Revisiting Facefeed, and the engagement issue

Louis Gray used Google Reader to share a post by Jorge Escobar entitled FriendFeed’s Lifecycle: A Story of the Modern Startup. While discussing FriendFeed's declining user numbers, Escobar made the following observation:

The question we, as FriendFeed fanatics ask ourselves is why? Why is a product that is so unique been left for dead all of a sudden.

One camp would point to the Facebook announcement. Who wants to spend time and energy on a satellite service, knowing that the resources are aligned with the parent company.

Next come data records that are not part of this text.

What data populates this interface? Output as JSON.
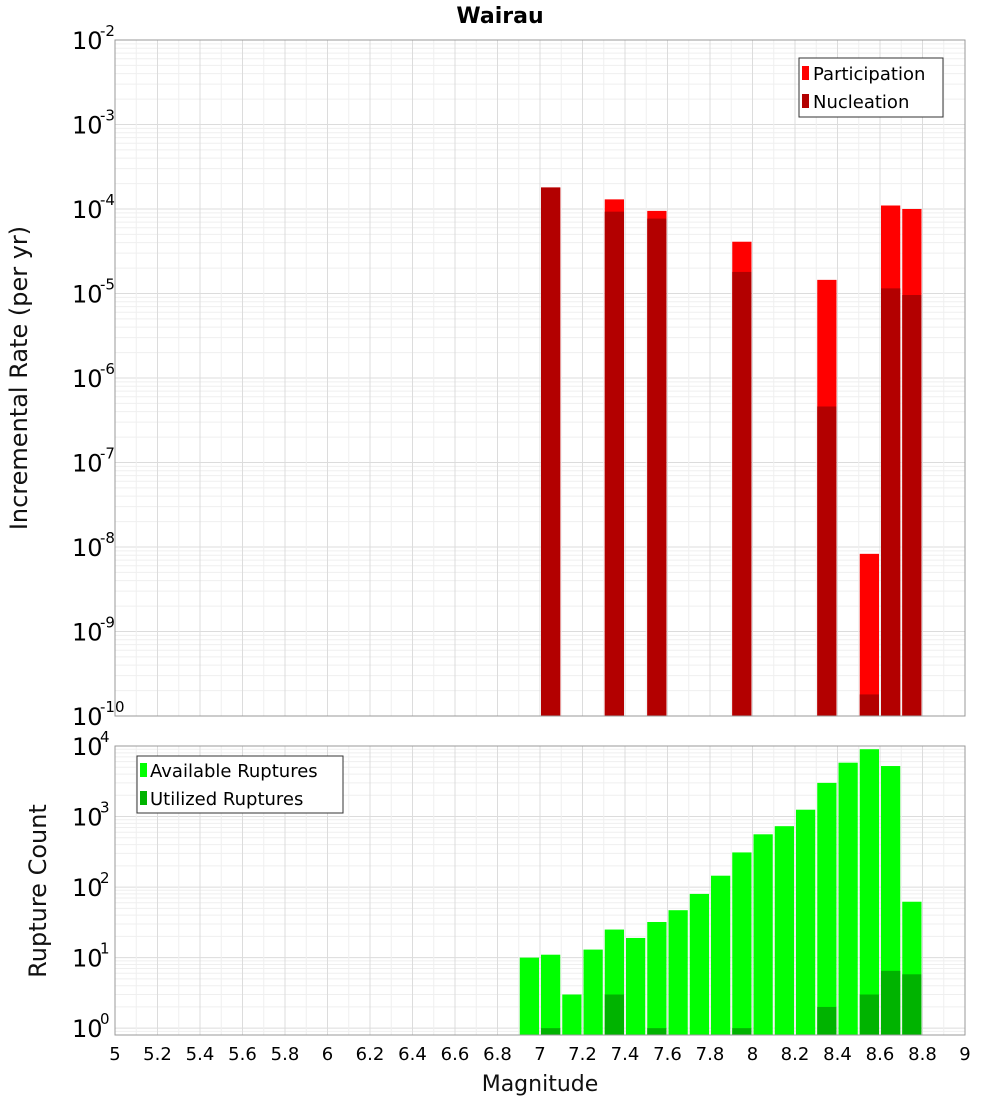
{
  "chart_data": [
    {
      "type": "bar",
      "title": "Wairau",
      "xlabel": "",
      "ylabel": "Incremental Rate (per yr)",
      "yscale": "log",
      "xlim": [
        5,
        9
      ],
      "ylim": [
        1e-10,
        0.01
      ],
      "yticks": [
        {
          "base": "10",
          "exp": "-2",
          "value": 0.01
        },
        {
          "base": "10",
          "exp": "-3",
          "value": 0.001
        },
        {
          "base": "10",
          "exp": "-4",
          "value": 0.0001
        },
        {
          "base": "10",
          "exp": "-5",
          "value": 1e-05
        },
        {
          "base": "10",
          "exp": "-6",
          "value": 1e-06
        },
        {
          "base": "10",
          "exp": "-7",
          "value": 1e-07
        },
        {
          "base": "10",
          "exp": "-8",
          "value": 1e-08
        },
        {
          "base": "10",
          "exp": "-9",
          "value": 1e-09
        },
        {
          "base": "10",
          "exp": "-10",
          "value": 1e-10
        }
      ],
      "legend_position": "top-right",
      "grid": true,
      "x": [
        7.05,
        7.35,
        7.55,
        7.95,
        8.35,
        8.55,
        8.65,
        8.75
      ],
      "series": [
        {
          "name": "Participation",
          "color": "#ff0000",
          "values": [
            0.00018,
            0.00013,
            9.5e-05,
            4.1e-05,
            1.45e-05,
            8.3e-09,
            0.00011,
            0.0001
          ]
        },
        {
          "name": "Nucleation",
          "color": "#b30000",
          "values": [
            0.00018,
            9.3e-05,
            7.7e-05,
            1.8e-05,
            4.6e-07,
            1.8e-10,
            1.15e-05,
            9.6e-06
          ]
        }
      ]
    },
    {
      "type": "bar",
      "title": "",
      "xlabel": "Magnitude",
      "ylabel": "Rupture Count",
      "yscale": "log",
      "xlim": [
        5,
        9
      ],
      "ylim": [
        0.8,
        10000
      ],
      "yticks": [
        {
          "base": "10",
          "exp": "4",
          "value": 10000
        },
        {
          "base": "10",
          "exp": "3",
          "value": 1000
        },
        {
          "base": "10",
          "exp": "2",
          "value": 100
        },
        {
          "base": "10",
          "exp": "1",
          "value": 10
        },
        {
          "base": "10",
          "exp": "0",
          "value": 1
        }
      ],
      "xticks": [
        "5",
        "5.2",
        "5.4",
        "5.6",
        "5.8",
        "6",
        "6.2",
        "6.4",
        "6.6",
        "6.8",
        "7",
        "7.2",
        "7.4",
        "7.6",
        "7.8",
        "8",
        "8.2",
        "8.4",
        "8.6",
        "8.8",
        "9"
      ],
      "legend_position": "top-left",
      "grid": true,
      "x": [
        6.95,
        7.05,
        7.15,
        7.25,
        7.35,
        7.45,
        7.55,
        7.65,
        7.75,
        7.85,
        7.95,
        8.05,
        8.15,
        8.25,
        8.35,
        8.45,
        8.55,
        8.65,
        8.75
      ],
      "series": [
        {
          "name": "Available Ruptures",
          "color": "#00ff00",
          "values": [
            10,
            11,
            3,
            13,
            25,
            19,
            32,
            47,
            80,
            145,
            310,
            560,
            730,
            1250,
            3000,
            5800,
            9000,
            5200,
            62
          ]
        },
        {
          "name": "Utilized Ruptures",
          "color": "#00b300",
          "values": [
            0,
            1,
            0,
            0,
            3,
            0,
            1,
            0,
            0,
            0,
            1,
            0,
            0,
            0,
            2,
            0,
            3,
            6.5,
            5.8
          ]
        }
      ]
    }
  ]
}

This is interesting because it would tell a lot about user’s behavior in this Real Time Web: they want a product that evolves, even though the product is perfectly fine....

But why?

If the product or site or service does what it advertises, why does it have to keep development on a frantic race to over-development?


Long-time readers of this blog will remember that I previously cited another potential reason for FriendFeed's declining numbers - not because of a cessation of innovation, but because of the feelings of jilted betrayal that some users felt when cute little FriendFeed sold itself to big giant (and therefore evil) Facebook.

Short-time readers of this blog will remember that I just wrote something about engagement, noting that there are sites that have truly engaged their users.

I was thinking of both of these posts when I replied at Escobar's post:

Jorge, I found this post via a Louis Gray share. Back on August 12, a few days after the announcement of the Facebook acquisition, I postulated that the relationship of some users to FriendFeed was like the first love of a high-schooler, and that when Facebook acquired FriendFeed, many of the FriendFeed users felt “betrayed” and “jilted.” Perhaps my analysis was incorrect (although I personally still believe it’s true), but there’s no denying that people want to be engaged (and I don’t mean this in the marital sense) with the software services that they are using. For whatever reason, fewer and fewer people are finding the FriendFeed experience to be engaging.

Those are my initial thoughts. What are yours? Perhaps this is a topic for...the Ffundercats.